A inexistência de uma cultura de pagamento “a tempo e horas” tem um impacto devastador na economia nacional, com consequências na liquidez das empresas, ao nível do desemprego e na concorrência desleal que provoca.

No entanto, o Estado, ao desconsiderar a saúde como factor de crescimento e desenvolvimento, prejudica não só o Sistema de Saúde, mas também o investimento e o emprego.

Mais, ao ignorar a Directiva Europeia dos Atrasos de Pagamento, iniciativa da Comissão Europeia destinada a resolver, ou pelo menos reduzir, os problemas inerentes aos atrasos de pagamento, geramos incerteza na máquina económica, provocando perda de competitividade e colocando em causa a capacidade para atrair potenciais investidores internacionais para Portugal.

A economia portuguesa continua a sofrer as consequências nefastas de um longo período de pagamentos em atraso. Muitas empresas agonizam, fruto do permanente desequilíbrio das contas e da falta de previsibilidade.

É, por isso, essencial, no que à saúde diz respeito, que os decisores políticos aprofundem a inversão das políticas restritivas sobre os agentes económicos da saúde e fomentem a criação de um ambiente favorável ao investimento nesta área, sob pena de as companhias reequacionarem projectos futuros em Portugal.

Este difícil contexto – acumulação de dívida aos fornecedores do Serviço Nacional de Saúde e perda de competitividade internacional – exige medidas extraordinárias para alcançarmos uma solução efectiva e de longo prazo.

A saúde é um poderoso motor de sustentação e de crescimento económico. Mais vitalidade nesta área interessa a todos: aos cidadãos, aos profissionais, às empresas da área, às autoridades, aos decisores.

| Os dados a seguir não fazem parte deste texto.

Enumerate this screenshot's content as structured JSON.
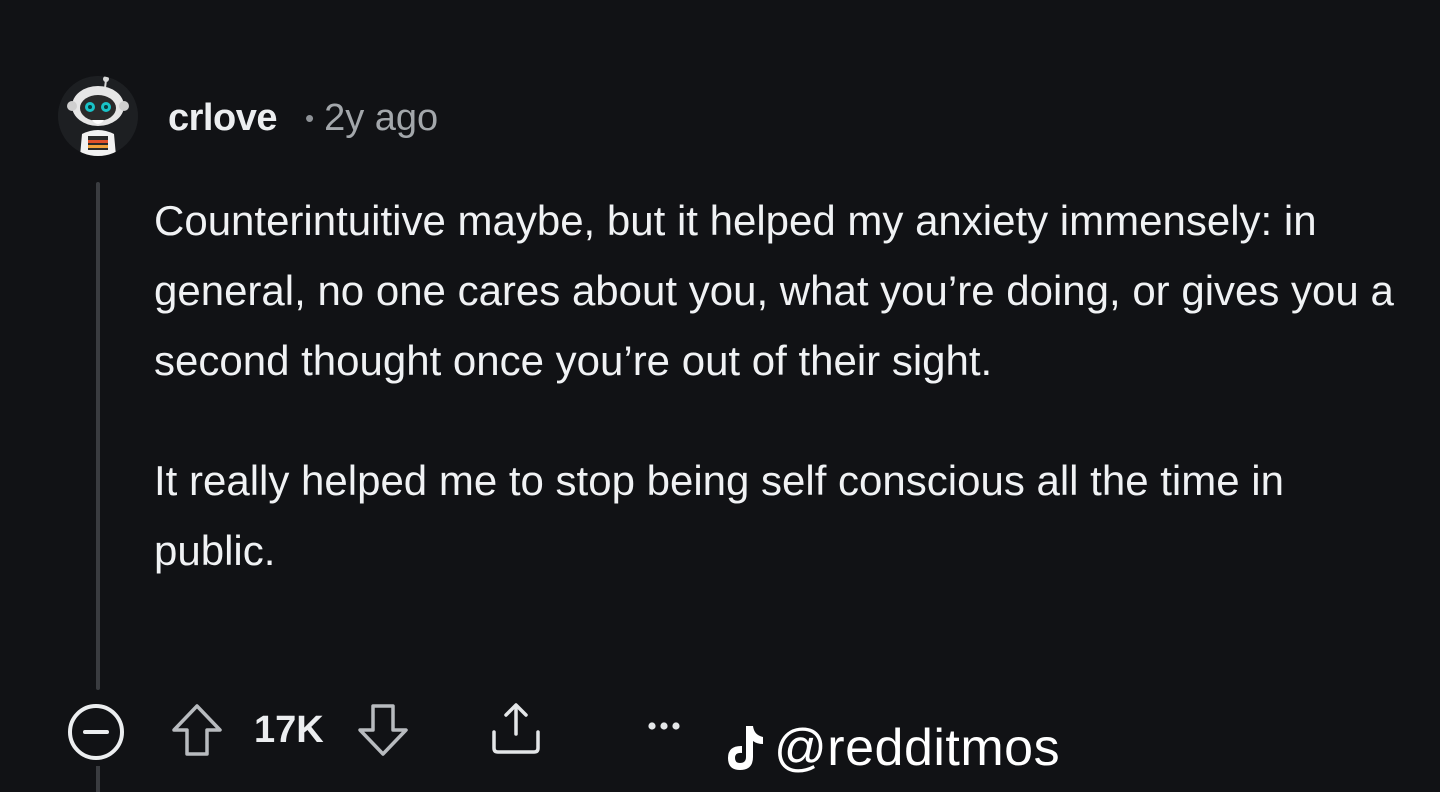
{
  "comment": {
    "username": "crlove",
    "separator": "•",
    "timestamp": "2y ago",
    "paragraphs": [
      "Counterintuitive maybe, but it helped my anxiety immensely: in general, no one cares about you, what you’re doing, or gives you a second thought once you’re out of their sight.",
      "It really helped me to stop being self conscious all the time in public."
    ]
  },
  "actions": {
    "vote_count": "17K",
    "icons": [
      "collapse-icon",
      "upvote-icon",
      "downvote-icon",
      "share-icon",
      "more-icon"
    ]
  },
  "watermark": {
    "icon": "tiktok-icon",
    "handle": "@redditmos"
  },
  "colors": {
    "background": "#111215",
    "text": "#f0f2f4",
    "muted": "#a3a7ab",
    "thread_line": "#3a3c40"
  }
}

Consideramos, por isso, muito meritório o trabalho desenvolvido pela ACEGE – Associação Cristã de Empresários e Gestores, em prol de uma nova economia baseada no saudável equilíbrio entre o Estado e os seus fornecedores e na prática de relações comerciais responsáveis e virtuosas.

Em especial, a iniciativa “Compromisso Pagamento Pontual”, constitui uma excelente ferramenta de sensibilização da opinião pública e de todos os agentes económicos para a urgência da edificação de nova cultura nacional de pagamentos pontuais.